Now, a number of points can be made here.  The hypocrisy of removing green policies – where many measures would help the poor – was exposed in a  recent article in the Guardian by George Monbiot.  Fees for major private schools are currently equal to, or above, the mean household income in this country.  They are not paid by average families scrimping on their Netflix subscription or economising on breakfast avocados.  The proposed rise in BBC resources would have cost the average family less than one hundredth of one per cent of their household costs: compared with food or fuel, irrelevant, but useful in reducing rivalry to private media tycoons and truth seeking to failing governments.  Money made by energy companies is way above what they were expecting, and come not from hard work or new discoveries but the windfall result of geopolitical factors and poor government planning. If a windfall tax reduced their profits to what was expected at the beginning of the financial year, the share price and contribution to pension funds would be exactly as expected.  The Guardian recently put this argument well. As for property taxes – we in Britain have a low rate compared with (say) the USA, pensioners are no longer the poorest section of the population (least of all, pensioners in big houses), and many retired people consider downsizing. And the care that Russian billionaires show to the poor is legendary, and not in a good way.

There’s a sense, though, in which this is all irrelevant.  The conversation between Scott Fitzgerald and Ernest Hemingway comes to mind: “The rich are different to us, Ernest” – “Yes, Scott, they have more money”.  The poor are different to us – they have less money. A government which was really concerned about their living standards would not help them with nit-picking policy changes that in reality favour the rich, but ensure that poor people had more money.
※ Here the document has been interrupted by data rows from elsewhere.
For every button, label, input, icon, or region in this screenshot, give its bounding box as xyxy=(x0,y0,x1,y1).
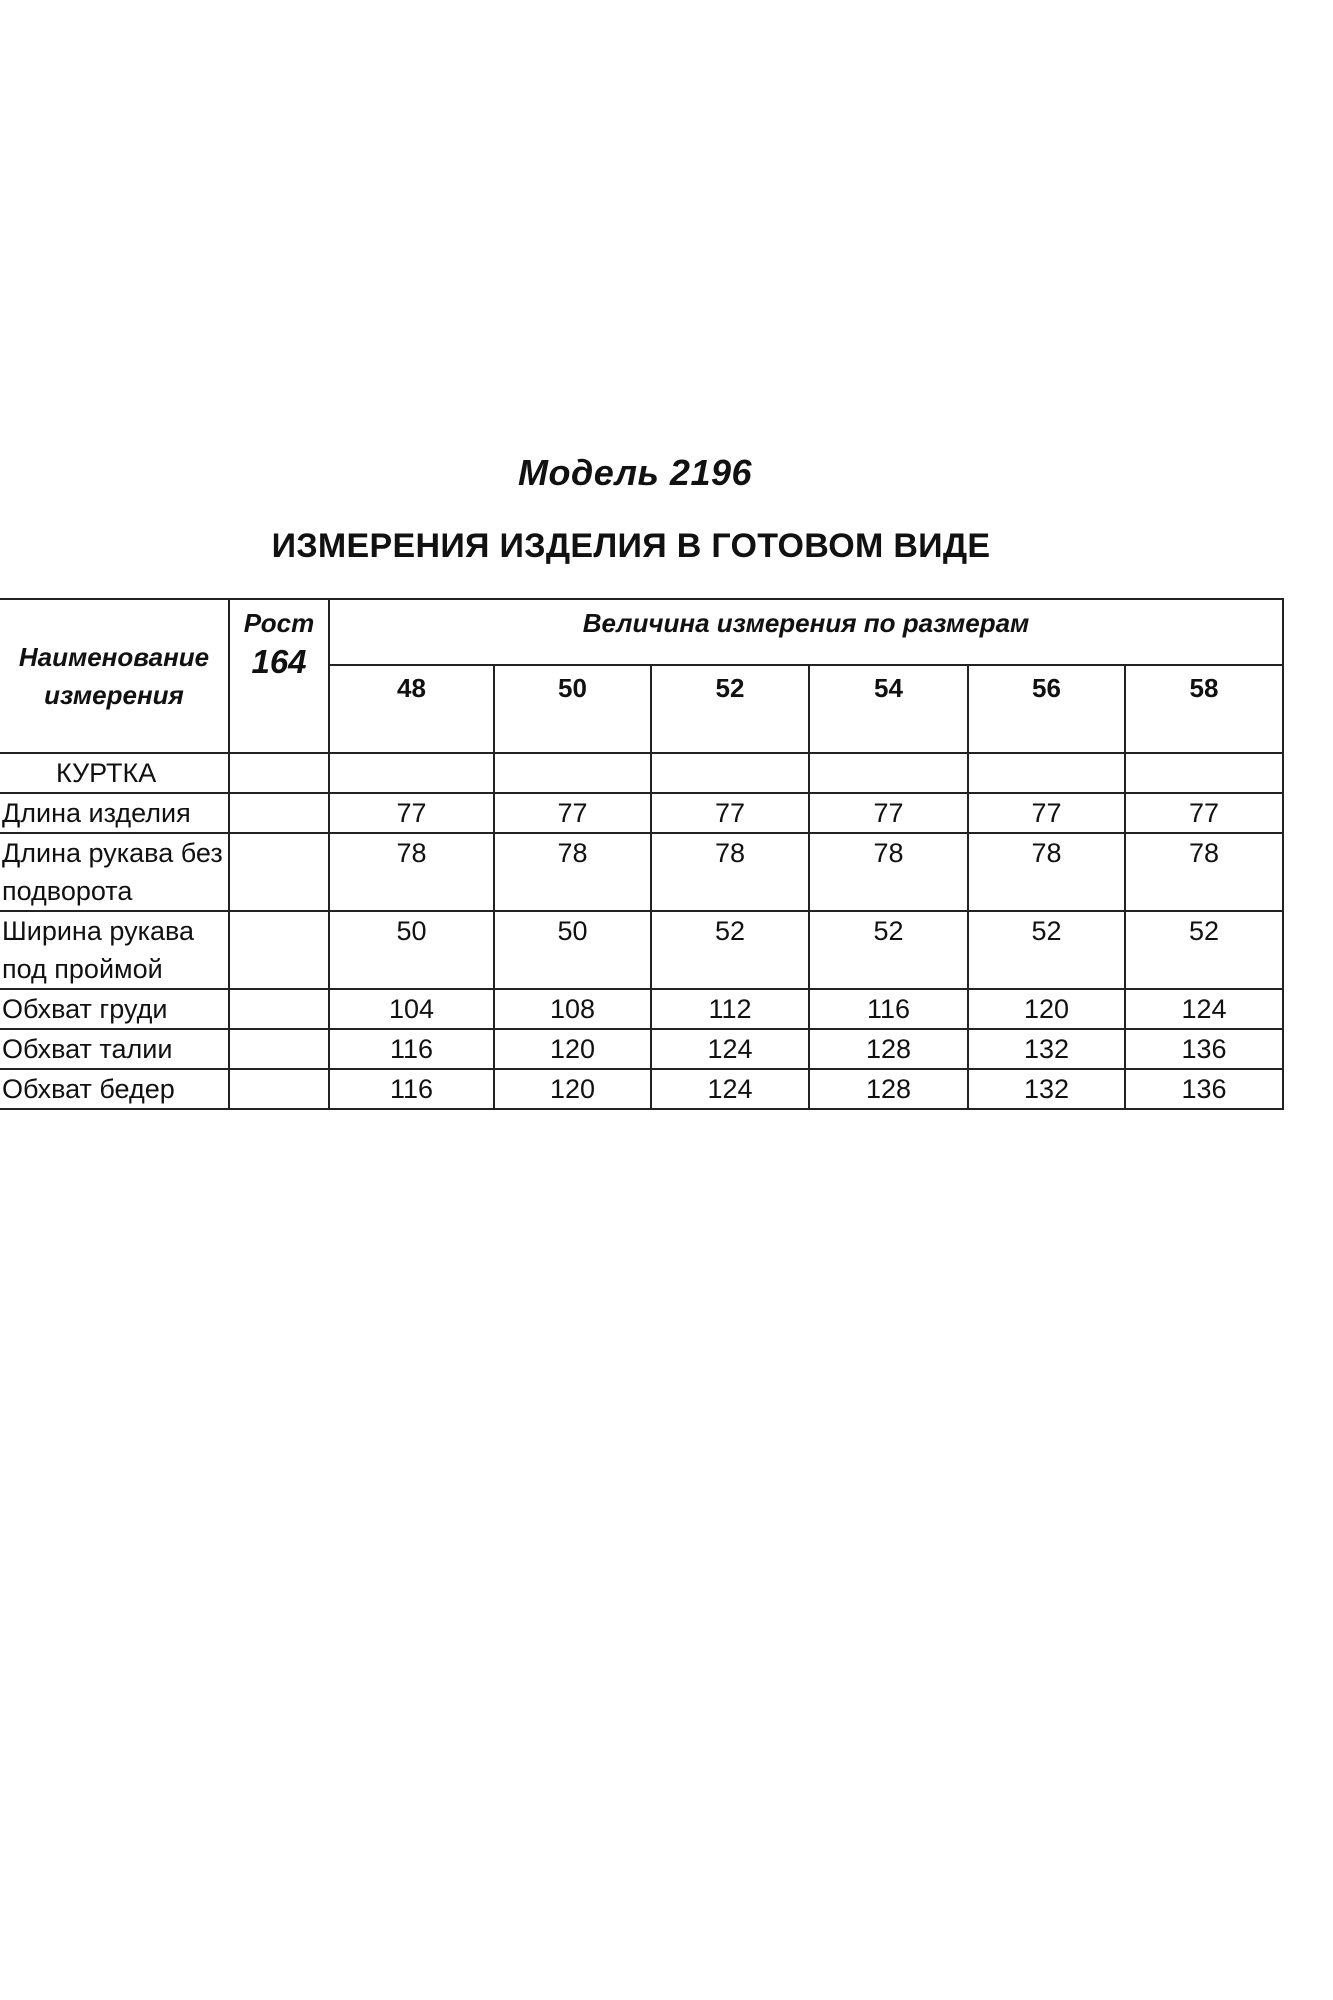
measurement-value: 120 xyxy=(494,1069,651,1109)
measurement-value: 108 xyxy=(494,989,651,1029)
measurement-value: 77 xyxy=(809,793,968,833)
size-header: 56 xyxy=(968,665,1125,753)
measurement-label: Ширина рукава под проймой xyxy=(0,911,229,989)
rost-cell xyxy=(229,989,329,1029)
measurement-value: 77 xyxy=(329,793,494,833)
table-row xyxy=(0,833,1283,911)
empty-cell xyxy=(651,753,809,793)
measurement-value: 120 xyxy=(968,989,1125,1029)
measurement-value: 50 xyxy=(494,911,651,989)
measurement-value: 77 xyxy=(968,793,1125,833)
measurement-value: 128 xyxy=(809,1029,968,1069)
size-measurements-table xyxy=(0,598,1284,1110)
rost-cell xyxy=(229,1029,329,1069)
size-header: 54 xyxy=(809,665,968,753)
document-title: ИЗМЕРЕНИЯ ИЗДЕЛИЯ В ГОТОВОМ ВИДЕ xyxy=(271,527,991,565)
measurement-value: 124 xyxy=(1125,989,1283,1029)
table-row xyxy=(0,911,1283,989)
table-row xyxy=(0,989,1283,1029)
measurement-value: 132 xyxy=(968,1069,1125,1109)
measurement-value: 78 xyxy=(1125,833,1283,911)
rost-cell xyxy=(229,911,329,989)
measurement-value: 116 xyxy=(809,989,968,1029)
measurement-label: Длина изделия xyxy=(0,793,229,833)
empty-cell xyxy=(968,753,1125,793)
table-row xyxy=(0,793,1283,833)
measurement-value: 50 xyxy=(329,911,494,989)
empty-cell xyxy=(329,753,494,793)
measurement-value: 104 xyxy=(329,989,494,1029)
rost-cell xyxy=(229,833,329,911)
table-row xyxy=(0,1029,1283,1069)
rost-cell xyxy=(229,1069,329,1109)
measurement-value: 136 xyxy=(1125,1069,1283,1109)
empty-cell xyxy=(494,753,651,793)
measurement-value: 132 xyxy=(968,1029,1125,1069)
size-header: 52 xyxy=(651,665,809,753)
table-row xyxy=(0,1069,1283,1109)
measurement-value: 52 xyxy=(809,911,968,989)
size-group-header: Величина измерения по размерам xyxy=(329,599,1283,665)
measurement-value: 52 xyxy=(1125,911,1283,989)
rost-cell xyxy=(229,793,329,833)
empty-cell xyxy=(1125,753,1283,793)
empty-cell xyxy=(809,753,968,793)
measurement-value: 124 xyxy=(651,1069,809,1109)
section-row xyxy=(0,753,1283,793)
measurement-value: 78 xyxy=(329,833,494,911)
measurement-value: 78 xyxy=(809,833,968,911)
measurement-value: 52 xyxy=(968,911,1125,989)
section-label: КУРТКА xyxy=(0,753,229,793)
size-header: 48 xyxy=(329,665,494,753)
measurement-value: 112 xyxy=(651,989,809,1029)
size-header: 50 xyxy=(494,665,651,753)
measurement-value: 136 xyxy=(1125,1029,1283,1069)
measurement-value: 77 xyxy=(494,793,651,833)
measurement-label: Обхват груди xyxy=(0,989,229,1029)
measurement-label: Длина рукава без подворота xyxy=(0,833,229,911)
rost-value: 164 xyxy=(251,643,307,680)
header-row-1 xyxy=(0,599,1283,665)
model-title: Модель 2196 xyxy=(517,452,753,493)
measurement-label: Обхват талии xyxy=(0,1029,229,1069)
measurement-value: 52 xyxy=(651,911,809,989)
measurement-value: 78 xyxy=(651,833,809,911)
empty-cell xyxy=(229,753,329,793)
measurement-value: 78 xyxy=(494,833,651,911)
measurement-value: 78 xyxy=(968,833,1125,911)
measurement-value: 120 xyxy=(494,1029,651,1069)
measurement-value: 77 xyxy=(651,793,809,833)
measurement-value: 124 xyxy=(651,1029,809,1069)
name-header: Наименование измерения xyxy=(0,599,229,753)
rost-header xyxy=(229,599,329,753)
measurement-value: 77 xyxy=(1125,793,1283,833)
size-header: 58 xyxy=(1125,665,1283,753)
measurement-value: 116 xyxy=(329,1029,494,1069)
rost-label: Рост xyxy=(243,608,315,638)
measurement-value: 128 xyxy=(809,1069,968,1109)
measurement-label: Обхват бедер xyxy=(0,1069,229,1109)
measurement-value: 116 xyxy=(329,1069,494,1109)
Government would adapt the tax and social system so that it didn’t work against low income families, and support measures that placed the heaviest burdens on those most equipped to pay.  If they don’t do that, we know the newly discovered compassion is empty and hypocritical nonsense.

Historical footnote: T’was ever thus. I recently watched a TV documentary about the building of the first canal in England – the Bridgewater Canal that linked the mines of the Duke of Bridgewater in Worsley to Manchester. This created a new and efficient link between the textile industry and the coal it needed. His Grace needed Parliamentary permission to purchase the land, and his pitch to MPs was that he was building the canal in order to lower the prices of coal and clothes for the poor. Such compassion, such public spirit. And making him the richest man in England was, I guess, just a happy by-product.

Another historical example of inverse compassion. Opposition to smoke control measures in Victorian England, because they would drive away manufacturers and thus create unemployment. Ho hum.

One thought on “Newly discovered compassion

  1. Politics does seem to have become a diffuse, behind-the-scenes game of well funded PR men and slick political operatives. Who says what in an assembly or parliament is of secondary importance.